Besides, in Greek-Turkish relations, as in the Cyprus issue, there is a rich experience from the Cold War era that reminds us of the way in which international correlations influence regional problems and the way in which a regional crisis is encouraged or the way the regional momentum for overcoming it appears through the fluctuation of correlations at a higher level. When the US is called upon to face challenges to its own security, it only makes sense to seek the broadest possible alliances and partnerships, and thus it becomes much more tolerant of divergent regional behavior. In this attitude, they are practically dragging their European partners along with them. We should never forget these simple action sequences.

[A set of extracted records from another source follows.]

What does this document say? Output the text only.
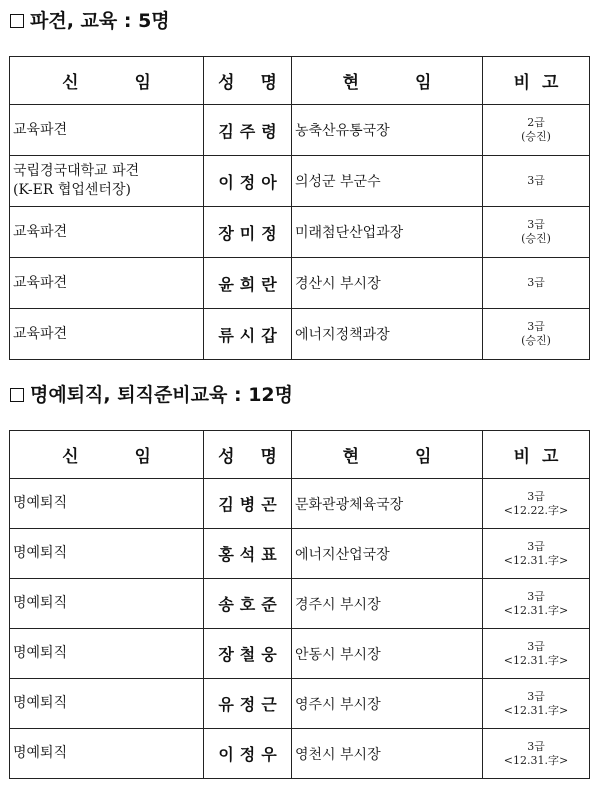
파견, 교육 : 5명
신 임	성 명	현 임	비 고
교육파견	김주령	농축산유통국장	2급
(승진)

국립경국대학교 파견
(K-ER 협업센터장)	이정아	의성군 부군수	3급

교육파견	장미정	미래첨단산업과장	3급
(승진)

교육파견	윤희란	경산시 부시장	3급

교육파견	류시갑	에너지정책과장	3급
(승진)
명예퇴직, 퇴직준비교육 : 12명
신 임	성 명	현 임	비 고
명예퇴직	김병곤	문화관광체육국장	3급
<12.22.字>

명예퇴직	홍석표	에너지산업국장	3급
<12.31.字>

명예퇴직	송호준	경주시 부시장	3급
<12.31.字>

명예퇴직	장철웅	안동시 부시장	3급
<12.31.字>

명예퇴직	유정근	영주시 부시장	3급
<12.31.字>

명예퇴직	이정우	영천시 부시장	3급
<12.31.字>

The two-and-a-half-year period of almost constant tensions in Greek-Turkish relations, spanning from the summer of 2019 to the present and the hole that seems to have formed regarding the Cyprus issue following the talks at Crans-Montana, force us now, at the beginning of 2022, to make a serious, calm and realistic assessment of the landscape that has become more complex and more fragile. In so doing, we need to always keep all channels of communication open, such as exploratory talks with Turkey, as well as respond seriously to all initiatives of the UN secretary-general on the Cyprus issue. A fundamental prerequisite of seriousness is to have a clear sense of what we really want, on all issues. The first thing we should want is to prevent the downgrading of Greco-Turkish relations and the Cyprus problem to issues we watch as spectators. Obviously everything is influenced by international and regional correlations, but if an issue takes on secondary status, it can lose touch with historical time, as there is the illusion that it is following the evolution of issues of greater importance, when in truth it is simply frozen while historical time keeps passing.


Evangelos Venizelos has formerly served as Greece’s deputy prime minister, minister of foreign affairs, minister of national defense and president of the PASOK party.